Recommended Project Setup
Custom Instructions
You are my newsletter editor. Help me research topics, find angles, write clear drafts, preserve my voice, and turn each issue into a reusable content asset.
Knowledge Files
- Audience profile
- Past newsletter issues
- Voice and style guide
- Topic backlog
- Product positioning notes
Example Tasks
- Plan an issue around a theme
- Summarize source material
- Draft opening hooks
- Rewrite for clarity
- Repurpose an issue into social posts
Example Prompts
Turn these notes into a newsletter outline with opening hook, three sections, examples, and a concise closing.
Rewrite this draft to match my style guide.
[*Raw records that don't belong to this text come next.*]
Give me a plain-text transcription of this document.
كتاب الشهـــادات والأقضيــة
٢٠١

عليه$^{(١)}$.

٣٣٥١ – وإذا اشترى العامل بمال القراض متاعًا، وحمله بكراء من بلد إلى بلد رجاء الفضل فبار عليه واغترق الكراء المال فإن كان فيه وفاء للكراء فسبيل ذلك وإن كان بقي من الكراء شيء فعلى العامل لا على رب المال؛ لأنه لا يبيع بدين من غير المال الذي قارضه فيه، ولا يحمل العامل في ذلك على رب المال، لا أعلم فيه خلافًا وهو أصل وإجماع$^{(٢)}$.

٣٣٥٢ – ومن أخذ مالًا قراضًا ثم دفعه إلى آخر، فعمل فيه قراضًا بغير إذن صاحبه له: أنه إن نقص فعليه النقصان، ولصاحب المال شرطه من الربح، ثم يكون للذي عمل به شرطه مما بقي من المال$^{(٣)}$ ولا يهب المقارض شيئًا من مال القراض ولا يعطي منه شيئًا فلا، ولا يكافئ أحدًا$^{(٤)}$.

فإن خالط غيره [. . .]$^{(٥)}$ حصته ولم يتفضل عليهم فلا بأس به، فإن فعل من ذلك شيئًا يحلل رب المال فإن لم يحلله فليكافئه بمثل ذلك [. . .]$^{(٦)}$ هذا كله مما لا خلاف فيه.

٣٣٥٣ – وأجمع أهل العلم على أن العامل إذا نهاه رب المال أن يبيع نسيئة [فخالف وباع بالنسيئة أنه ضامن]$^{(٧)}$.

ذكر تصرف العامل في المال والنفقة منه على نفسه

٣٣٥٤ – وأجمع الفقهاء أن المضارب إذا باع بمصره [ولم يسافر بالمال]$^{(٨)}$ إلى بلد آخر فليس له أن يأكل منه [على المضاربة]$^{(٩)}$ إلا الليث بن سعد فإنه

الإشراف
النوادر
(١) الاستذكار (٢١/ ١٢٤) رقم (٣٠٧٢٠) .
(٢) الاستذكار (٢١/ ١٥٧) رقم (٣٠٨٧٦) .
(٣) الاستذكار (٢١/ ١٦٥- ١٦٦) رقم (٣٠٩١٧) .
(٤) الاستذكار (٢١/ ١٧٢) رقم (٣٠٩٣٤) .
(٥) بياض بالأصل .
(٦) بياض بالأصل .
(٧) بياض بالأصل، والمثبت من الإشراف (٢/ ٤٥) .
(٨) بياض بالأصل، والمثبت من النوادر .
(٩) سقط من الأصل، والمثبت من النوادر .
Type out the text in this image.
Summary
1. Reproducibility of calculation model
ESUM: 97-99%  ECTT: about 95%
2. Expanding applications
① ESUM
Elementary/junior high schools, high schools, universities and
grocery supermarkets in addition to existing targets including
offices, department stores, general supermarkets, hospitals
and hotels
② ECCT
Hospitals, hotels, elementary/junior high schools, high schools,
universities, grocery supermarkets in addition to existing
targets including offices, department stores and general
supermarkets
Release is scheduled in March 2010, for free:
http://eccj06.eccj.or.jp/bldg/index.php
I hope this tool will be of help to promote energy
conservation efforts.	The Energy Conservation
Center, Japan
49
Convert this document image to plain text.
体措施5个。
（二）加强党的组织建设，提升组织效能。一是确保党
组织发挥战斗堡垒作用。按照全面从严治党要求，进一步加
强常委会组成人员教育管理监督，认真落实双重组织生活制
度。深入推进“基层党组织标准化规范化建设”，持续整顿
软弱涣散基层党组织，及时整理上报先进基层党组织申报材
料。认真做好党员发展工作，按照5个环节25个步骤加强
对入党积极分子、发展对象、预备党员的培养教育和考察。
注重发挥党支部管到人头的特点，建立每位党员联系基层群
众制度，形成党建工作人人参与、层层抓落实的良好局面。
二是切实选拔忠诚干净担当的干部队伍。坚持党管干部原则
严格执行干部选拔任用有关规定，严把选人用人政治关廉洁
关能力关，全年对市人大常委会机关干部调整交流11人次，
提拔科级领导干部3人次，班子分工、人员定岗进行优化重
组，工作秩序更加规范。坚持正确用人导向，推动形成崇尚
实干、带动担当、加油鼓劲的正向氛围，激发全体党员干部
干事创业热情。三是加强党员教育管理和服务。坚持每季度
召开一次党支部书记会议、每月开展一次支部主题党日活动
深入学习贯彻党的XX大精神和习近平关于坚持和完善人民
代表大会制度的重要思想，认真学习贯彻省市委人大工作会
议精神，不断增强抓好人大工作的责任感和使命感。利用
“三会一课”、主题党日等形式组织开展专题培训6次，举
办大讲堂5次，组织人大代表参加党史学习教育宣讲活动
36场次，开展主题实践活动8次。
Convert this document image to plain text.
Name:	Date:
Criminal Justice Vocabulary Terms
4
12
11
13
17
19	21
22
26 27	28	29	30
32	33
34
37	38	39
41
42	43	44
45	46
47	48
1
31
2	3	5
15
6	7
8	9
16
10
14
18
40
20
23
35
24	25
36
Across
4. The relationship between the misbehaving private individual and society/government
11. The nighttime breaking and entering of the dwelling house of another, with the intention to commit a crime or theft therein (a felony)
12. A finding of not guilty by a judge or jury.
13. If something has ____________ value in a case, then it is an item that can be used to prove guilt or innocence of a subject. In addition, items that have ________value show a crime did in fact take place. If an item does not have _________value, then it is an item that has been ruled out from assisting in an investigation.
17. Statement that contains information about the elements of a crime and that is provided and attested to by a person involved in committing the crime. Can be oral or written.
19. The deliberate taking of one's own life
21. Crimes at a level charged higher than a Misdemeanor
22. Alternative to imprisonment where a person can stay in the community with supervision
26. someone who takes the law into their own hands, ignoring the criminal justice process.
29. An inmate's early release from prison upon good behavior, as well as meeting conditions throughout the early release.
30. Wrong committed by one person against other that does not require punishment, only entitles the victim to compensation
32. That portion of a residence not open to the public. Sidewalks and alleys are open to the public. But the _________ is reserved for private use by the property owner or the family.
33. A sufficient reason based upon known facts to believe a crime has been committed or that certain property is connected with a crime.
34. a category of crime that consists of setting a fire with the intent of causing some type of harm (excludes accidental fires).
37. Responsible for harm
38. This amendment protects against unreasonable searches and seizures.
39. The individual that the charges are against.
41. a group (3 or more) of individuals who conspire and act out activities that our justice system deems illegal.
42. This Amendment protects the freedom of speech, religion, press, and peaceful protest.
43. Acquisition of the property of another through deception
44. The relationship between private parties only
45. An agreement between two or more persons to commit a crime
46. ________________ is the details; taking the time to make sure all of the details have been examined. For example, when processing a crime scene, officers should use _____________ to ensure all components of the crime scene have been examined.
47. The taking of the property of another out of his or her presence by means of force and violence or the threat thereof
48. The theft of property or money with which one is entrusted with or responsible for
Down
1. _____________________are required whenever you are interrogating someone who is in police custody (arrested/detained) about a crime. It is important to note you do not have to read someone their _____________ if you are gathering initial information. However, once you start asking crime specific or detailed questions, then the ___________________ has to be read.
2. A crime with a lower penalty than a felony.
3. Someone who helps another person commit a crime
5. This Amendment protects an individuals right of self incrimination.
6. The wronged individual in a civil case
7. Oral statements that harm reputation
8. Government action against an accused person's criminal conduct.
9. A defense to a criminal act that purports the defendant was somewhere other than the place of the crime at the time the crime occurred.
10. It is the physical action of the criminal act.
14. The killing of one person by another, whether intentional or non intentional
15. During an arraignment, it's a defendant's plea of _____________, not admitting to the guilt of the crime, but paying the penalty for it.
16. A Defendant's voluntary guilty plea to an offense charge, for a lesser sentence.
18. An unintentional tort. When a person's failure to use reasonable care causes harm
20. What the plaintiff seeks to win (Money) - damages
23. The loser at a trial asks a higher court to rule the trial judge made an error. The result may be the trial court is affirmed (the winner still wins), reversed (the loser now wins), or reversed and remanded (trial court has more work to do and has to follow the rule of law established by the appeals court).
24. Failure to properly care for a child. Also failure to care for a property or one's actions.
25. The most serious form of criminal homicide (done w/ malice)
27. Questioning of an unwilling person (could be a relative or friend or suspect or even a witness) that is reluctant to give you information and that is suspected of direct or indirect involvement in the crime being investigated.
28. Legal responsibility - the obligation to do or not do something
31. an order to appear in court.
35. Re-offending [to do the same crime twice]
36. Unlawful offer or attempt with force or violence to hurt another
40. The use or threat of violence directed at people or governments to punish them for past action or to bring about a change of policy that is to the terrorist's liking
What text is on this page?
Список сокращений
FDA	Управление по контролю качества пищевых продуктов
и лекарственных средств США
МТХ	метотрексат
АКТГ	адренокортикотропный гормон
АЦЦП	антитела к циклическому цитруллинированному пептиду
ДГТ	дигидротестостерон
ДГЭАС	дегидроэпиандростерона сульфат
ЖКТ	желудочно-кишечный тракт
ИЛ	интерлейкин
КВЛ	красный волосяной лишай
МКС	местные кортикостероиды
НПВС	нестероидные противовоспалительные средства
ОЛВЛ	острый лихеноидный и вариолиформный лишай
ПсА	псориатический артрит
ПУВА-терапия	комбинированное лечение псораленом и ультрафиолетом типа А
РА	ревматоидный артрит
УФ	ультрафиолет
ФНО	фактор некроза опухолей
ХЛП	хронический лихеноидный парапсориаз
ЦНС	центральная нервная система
Keep the argument, remove filler, and make the structure easier to scan.
Export-ready summary: turn this conversation into a content brief I can save in Notion.
Export Workflow
- Use the project for research and draft development.
- Export final outlines and drafts to Notion.
- Save reusable source notes in Obsidian or Markdown.
- Tag exports by issue, topic, and content pillar.
- Build a searchable archive of past ideas and drafts.
Best Practices
- Keep one project per newsletter brand.
- Export content briefs before writing the final issue.
- Store source notes separately from polished drafts.
- Use exported drafts to build a repeatable editorial system.
FAQ
Why export newsletter conversations?
They contain topic angles, discarded hooks, source summaries, and edit decisions that can be reused later.
Should I save every draft?
Save final drafts, strong outlines, and reusable research. Skip low-quality brainstorming.